À ce jour, 35 personnes ont été tuées lors des manifestations, dont quatre enfants, et 1 200 manifestants ont été arrêtés.
Par Dinah Bucholz, Jewish Breaking News
Le Président Massoud Pezeshkian a reconnu à la télévision que le gouvernement était incapable de maîtriser les manifestants. « Il ne faut pas s’attendre à ce que le gouvernement gère tout cela seul », a-t-il déclaré, car « il n’en a tout simplement pas les moyens ». Il s’agit d’un aveu stupéfiant de la part d’un régime connu pour sa répression brutale.
Les manifestations d’hier au Grand Bazar de Téhéran, cœur de l’économie iranienne, menacent les fondements mêmes du gouvernement et constituent un nouveau front dans l’escalade du mouvement, survenant après la mort de 35 personnes, dont quatre enfants, et l’arrestation de 1 200 manifestants.
Les commerçants avaient soutenu la révolution de 1979. Leur participation inattendue à cette nouvelle vague de manifestations, ainsi que le sit-in qu’ils ont organisé mardi, ont surpris et encouragé de nombreuses personnes, obligeant les forces antiémeutes à utiliser massivement des gaz lacrymogènes.
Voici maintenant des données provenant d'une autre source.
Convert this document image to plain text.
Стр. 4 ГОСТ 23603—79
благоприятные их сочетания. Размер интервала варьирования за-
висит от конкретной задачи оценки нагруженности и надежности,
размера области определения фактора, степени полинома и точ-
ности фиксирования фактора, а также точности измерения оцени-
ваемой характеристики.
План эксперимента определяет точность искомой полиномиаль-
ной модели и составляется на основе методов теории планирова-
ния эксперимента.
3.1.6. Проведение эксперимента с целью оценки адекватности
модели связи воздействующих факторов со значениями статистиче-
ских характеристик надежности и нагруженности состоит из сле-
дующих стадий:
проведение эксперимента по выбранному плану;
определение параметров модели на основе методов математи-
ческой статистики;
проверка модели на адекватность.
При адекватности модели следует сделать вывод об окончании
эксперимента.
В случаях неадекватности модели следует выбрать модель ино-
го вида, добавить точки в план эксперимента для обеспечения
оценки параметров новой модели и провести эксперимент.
La fermeture de leurs magasins témoigne de l’aggravation de la crise.
Les troubles ont atteint un nouveau niveau. Après les funérailles des manifestants tués, des personnes endeuillées ont pris d’assaut trois banques et causé des dégâts considérables, selon l’agence de presse Fars (un organe de presse semi-officiel). D’autres ont cambriolé un magasin et volé du riz.
Le Président Donald Trump a proféré des menaces à l’encontre de la République islamique dans le cas où ce pays tuerait des manifestants non armés, et le Premier ministre Benjamin Netanyahu a affirmé le soutien d’Israël au peuple iranien. Ces déclarations ont provoqué une vive réaction des dirigeants iraniens, qui ont menacé de représailles sévères toute intervention étrangère. Selon l’agence Fars, le général Amir Hatami, chef d’état-major des armées iraniennes, a averti : « La République islamique d’Iran considère l’escalade de la rhétorique hostile envers la nation iranienne comme une menace et ne tolérera pas sa poursuite sans réagir. » L’effondrement du rial, l’inflation galopante et des décennies de répression brutale, conjugués à une économie catastrophique, ont atteint un point de non-retour.
Pour tenter d’améliorer la situation, la Banque centrale d’Iran a abaissé le taux de change du dollar, mais les commerçants préviennent que cette mesure ne fera qu’entraîner une flambée des prix des produits de première nécessité, déjà hors de prix.
Cette situation plonge les iraniens dans un désespoir croissant. Les commerçants, longtemps considérés comme des soutiens indéfectibles du régime, ne peuvent plus tolérer ce point culminant de mauvaise gestion, fruit d’années de stagnation.